In an interview on the sidelines of the Axios AI Summit in Washington, McCrory said the company’s newest economic impact report finds little evidence of widespread job displacement so far.
“There’s no material difference in unemployment rates” between workers who use Claude for the “most central task of their job in automated ways” — like technical writers, data entry clerks, and software engineers — and workers in jobs less exposed to AI that require “physical interaction and dexterity with the real world.”
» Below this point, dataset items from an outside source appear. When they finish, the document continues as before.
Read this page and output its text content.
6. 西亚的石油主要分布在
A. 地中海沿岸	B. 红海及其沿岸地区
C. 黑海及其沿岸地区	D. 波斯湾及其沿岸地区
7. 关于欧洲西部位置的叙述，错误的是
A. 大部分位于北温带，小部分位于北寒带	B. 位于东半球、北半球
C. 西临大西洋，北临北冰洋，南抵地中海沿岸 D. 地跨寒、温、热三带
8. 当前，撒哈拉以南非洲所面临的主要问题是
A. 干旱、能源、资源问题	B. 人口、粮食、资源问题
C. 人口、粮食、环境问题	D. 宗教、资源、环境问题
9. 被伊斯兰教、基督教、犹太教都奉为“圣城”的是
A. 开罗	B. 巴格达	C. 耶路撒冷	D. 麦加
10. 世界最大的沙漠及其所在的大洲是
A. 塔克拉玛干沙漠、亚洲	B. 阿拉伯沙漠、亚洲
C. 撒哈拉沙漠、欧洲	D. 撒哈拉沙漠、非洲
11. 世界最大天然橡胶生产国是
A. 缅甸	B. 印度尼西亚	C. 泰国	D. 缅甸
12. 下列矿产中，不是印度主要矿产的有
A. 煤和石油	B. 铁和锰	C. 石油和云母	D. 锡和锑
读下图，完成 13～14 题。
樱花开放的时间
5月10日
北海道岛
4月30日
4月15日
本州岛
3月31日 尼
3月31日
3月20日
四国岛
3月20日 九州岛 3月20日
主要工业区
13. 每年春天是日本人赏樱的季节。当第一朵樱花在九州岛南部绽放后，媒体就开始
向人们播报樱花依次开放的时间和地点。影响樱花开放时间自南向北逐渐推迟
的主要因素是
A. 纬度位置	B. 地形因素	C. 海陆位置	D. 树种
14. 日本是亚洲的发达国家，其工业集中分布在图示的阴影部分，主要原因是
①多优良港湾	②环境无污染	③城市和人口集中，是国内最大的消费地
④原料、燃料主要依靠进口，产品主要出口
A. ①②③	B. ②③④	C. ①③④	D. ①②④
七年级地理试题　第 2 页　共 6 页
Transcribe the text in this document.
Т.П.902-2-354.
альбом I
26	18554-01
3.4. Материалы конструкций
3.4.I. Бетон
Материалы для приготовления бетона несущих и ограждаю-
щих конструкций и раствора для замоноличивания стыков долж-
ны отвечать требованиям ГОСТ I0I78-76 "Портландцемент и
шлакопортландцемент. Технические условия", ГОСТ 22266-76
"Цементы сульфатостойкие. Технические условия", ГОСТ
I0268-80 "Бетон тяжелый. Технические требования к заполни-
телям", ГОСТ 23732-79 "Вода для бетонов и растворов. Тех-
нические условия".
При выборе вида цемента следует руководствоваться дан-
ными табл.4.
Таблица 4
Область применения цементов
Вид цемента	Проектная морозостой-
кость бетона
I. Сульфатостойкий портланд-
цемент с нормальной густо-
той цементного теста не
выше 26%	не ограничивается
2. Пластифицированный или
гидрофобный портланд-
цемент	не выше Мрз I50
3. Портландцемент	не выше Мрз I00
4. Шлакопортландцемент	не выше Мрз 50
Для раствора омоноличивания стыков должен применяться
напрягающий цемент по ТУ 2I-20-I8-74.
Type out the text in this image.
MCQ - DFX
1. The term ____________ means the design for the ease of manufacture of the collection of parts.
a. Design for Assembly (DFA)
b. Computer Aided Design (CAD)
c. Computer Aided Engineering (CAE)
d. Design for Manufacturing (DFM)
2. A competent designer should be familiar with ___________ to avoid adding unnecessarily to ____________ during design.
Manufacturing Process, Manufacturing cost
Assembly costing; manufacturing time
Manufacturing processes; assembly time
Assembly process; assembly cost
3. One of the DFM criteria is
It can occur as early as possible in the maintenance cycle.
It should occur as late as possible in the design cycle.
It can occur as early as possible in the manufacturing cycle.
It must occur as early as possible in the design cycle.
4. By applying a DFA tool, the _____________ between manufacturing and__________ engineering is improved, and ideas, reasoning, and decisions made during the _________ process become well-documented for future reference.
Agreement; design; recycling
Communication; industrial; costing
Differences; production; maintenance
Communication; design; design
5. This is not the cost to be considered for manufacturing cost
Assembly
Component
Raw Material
But with AI adoption spreading across industries, that could shift — fast. If Anthropic CEO Dario Amodei is to be believed, AI could wipe out half of all entry-level white-collar jobs and push unemployment as high as 20% within the next five years.
@PeterMcCrory is @AnthropicAI’s head of economics. He says there are no real signs of AI-related job loss yet.
That doesn’t mean it’s not coming.
Reporting from @axios AI summit in DC. pic.twitter.com/sScZDC43o7 — Rebecca Bellan (@RebeccaBellan) March 25, 2026
“Displacement effects could materialize very quickly, so you want to establish a monitoring framework to understand that before it materializes so that we can catch it as it’s happening and ideally identify the appropriate policy response,” McCrory told TechCrunch.